This brief lesson will help prepare students to program Anna and Elsa in the Hour of Code activity. Students will "program" one another to draw shapes using a sequence of simple instructions. As students progress through the Hour of Code online, encourage them to refer back to this activity as they think about how to program Anna and Elsa.
Activity: The Drawing Machine
4) Flash Chat - Taking it online
- Recognize situations where they can create programs to complete tasks
- Predict moves necessary to draw a shape
- Convert movements into written instructions
- Relate algorithms as programs to teammates
Materials, Resources and Prep
For the Teacher
- Teacher Lesson Guide
- Print one or more sets of Drawing Machine Commands for students
- (optional) Print sets of Additional Drawing Commands
- Print one Marker Template, cut it out and tape it to a whiteboard marker
- Print or display on overhead Angles Reference
- Print or display on overhead Shapes to Draw
This lesson has one new and important word:
Program - Say it with me: Pro-gram
An algorithm that has been coded into something that can be run by a machine.
- Ask students to think of a time when they've explained how to do something complicated to another person.
- When we explain how to do a complex task, how do we make sure the person understands?
- Break it up into smaller steps.
- Make sure the steps are in the right order.
- Be specific.
- Programming a computer is a lot like giving directions to a person, except that computers aren't as smart as we are.
- When you get confusing instructions, what do you do?
- Take a guess at what was meant.
- Ask for clarification.
- Observe other people following the instructions.
- You probably have lots of other techniques for filling in the gaps that you're not even aware of.
- Computers don't know how to work with poor instructions, so before we start programming, we're going to practice giving good instructions.
The student being "programmed" will often try to help the programmers by doing what they think was intended, even when the instructions weren't right. Make sure that the students are only doing exactly what they've been programmed to do. You may want to model this behavior be allowing the class to "program" you first.
Directions for Class:
- Select one student to be the Drawing Machine.

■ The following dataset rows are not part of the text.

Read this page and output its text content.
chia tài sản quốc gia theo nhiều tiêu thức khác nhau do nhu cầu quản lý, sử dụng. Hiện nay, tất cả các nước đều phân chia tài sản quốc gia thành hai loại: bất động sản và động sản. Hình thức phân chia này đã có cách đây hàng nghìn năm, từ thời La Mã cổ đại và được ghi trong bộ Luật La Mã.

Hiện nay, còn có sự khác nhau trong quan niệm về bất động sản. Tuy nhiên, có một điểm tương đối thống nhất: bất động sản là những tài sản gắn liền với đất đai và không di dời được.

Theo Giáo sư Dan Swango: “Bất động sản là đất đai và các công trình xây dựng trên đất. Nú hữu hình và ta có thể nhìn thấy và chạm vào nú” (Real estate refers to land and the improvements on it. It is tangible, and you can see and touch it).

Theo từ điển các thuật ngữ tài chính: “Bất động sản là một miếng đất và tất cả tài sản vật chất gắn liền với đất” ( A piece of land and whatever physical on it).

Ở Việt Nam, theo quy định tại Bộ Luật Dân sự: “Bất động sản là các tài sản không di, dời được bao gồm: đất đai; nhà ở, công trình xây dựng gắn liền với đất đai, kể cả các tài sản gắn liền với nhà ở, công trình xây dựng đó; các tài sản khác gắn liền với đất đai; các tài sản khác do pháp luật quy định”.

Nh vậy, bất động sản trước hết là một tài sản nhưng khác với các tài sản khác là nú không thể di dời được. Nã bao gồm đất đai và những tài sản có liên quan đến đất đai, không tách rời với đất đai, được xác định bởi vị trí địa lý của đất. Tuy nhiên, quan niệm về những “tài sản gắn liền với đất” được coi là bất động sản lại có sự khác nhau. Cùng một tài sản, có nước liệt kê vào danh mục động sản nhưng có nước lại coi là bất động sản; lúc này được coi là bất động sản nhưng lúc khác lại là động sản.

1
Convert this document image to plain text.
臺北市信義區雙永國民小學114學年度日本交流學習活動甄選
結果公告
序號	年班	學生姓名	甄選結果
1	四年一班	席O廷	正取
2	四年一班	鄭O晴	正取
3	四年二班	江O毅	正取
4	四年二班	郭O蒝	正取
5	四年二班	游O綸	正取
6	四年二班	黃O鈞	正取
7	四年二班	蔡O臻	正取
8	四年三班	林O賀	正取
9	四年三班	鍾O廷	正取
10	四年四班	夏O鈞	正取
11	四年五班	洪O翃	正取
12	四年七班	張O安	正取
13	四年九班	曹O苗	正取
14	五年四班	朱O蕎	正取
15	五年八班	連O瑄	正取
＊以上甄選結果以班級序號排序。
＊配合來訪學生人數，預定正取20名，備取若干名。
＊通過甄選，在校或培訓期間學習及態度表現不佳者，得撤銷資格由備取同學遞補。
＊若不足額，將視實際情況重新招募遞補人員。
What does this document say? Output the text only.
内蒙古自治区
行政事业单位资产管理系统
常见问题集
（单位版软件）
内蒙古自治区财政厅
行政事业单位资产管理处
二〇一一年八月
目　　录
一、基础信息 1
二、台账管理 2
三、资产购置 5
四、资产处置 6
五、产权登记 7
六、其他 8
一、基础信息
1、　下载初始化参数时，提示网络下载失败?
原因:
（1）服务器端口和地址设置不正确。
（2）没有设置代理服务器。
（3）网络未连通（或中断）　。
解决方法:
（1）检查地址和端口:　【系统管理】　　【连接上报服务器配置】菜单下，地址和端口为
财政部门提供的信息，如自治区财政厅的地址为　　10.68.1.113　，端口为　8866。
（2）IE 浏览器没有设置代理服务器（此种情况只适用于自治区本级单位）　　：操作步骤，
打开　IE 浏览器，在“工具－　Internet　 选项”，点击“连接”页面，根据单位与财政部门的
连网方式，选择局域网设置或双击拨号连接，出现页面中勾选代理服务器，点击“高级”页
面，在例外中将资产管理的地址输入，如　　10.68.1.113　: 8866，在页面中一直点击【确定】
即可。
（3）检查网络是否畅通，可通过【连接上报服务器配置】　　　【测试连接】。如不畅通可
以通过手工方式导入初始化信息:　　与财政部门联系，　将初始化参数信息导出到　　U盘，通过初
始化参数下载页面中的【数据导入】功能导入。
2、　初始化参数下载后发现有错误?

- Divide the drawing commands up among students.
- The Drawing Machine will start by standing at the whiteboard with a marker that has the marker template attached.
- Give the class one of the shapes to draw; it should not be shared with the Drawing Machine.
- Using the drawing commands students will come up with a sequence of instructions for the Drawing Machine.
- When the class is ready, they will give the instructions to the Drawing Machine to execute.
- Repeat with additional images, allowing other students to be the Drawing Machine.
Experiment with different ways for students to give their instructions:
- Verbally give each instruction, waiting for the Drawing Machine to execute each step before providing the next.
- Write all instructions down on a piece of paper.
- Lay the instruction sheets down in the proper order.
If students struggle with figuring out which angles to use, you can give them this angles reference sheet to help.
Understanding that the instructions are executed from the marker's point of view is essential to programming it. For example, turning left or right is done relative to current direction the marker is pointing (as seen by the purple triangle on the marker template). Encourage students to get up and use their bodies as they figure out the programs.
- In the game we just played, who do you suppose was more like a programmer, and who was more like a computer?
- What was the most challenging part of writing the instructions?
- When you go to do the Hour of Code remember the techniques you used to write good instructions. If you get stuck:
- Act out what you want Anna or Elsa to do
- Describe using plain English how they should move
- Make sure you are giving instructions in the right order and relative to where they're facing
If you'd like to extend this activity:
- Ask students to come up with new shapes or drawings to write instructions for.
- Add more drawing commands to your library of instructions, or even make some of your own.
- Have students program each other to do other activities, like navigating the hallways, building a block tower, or making a sandwich.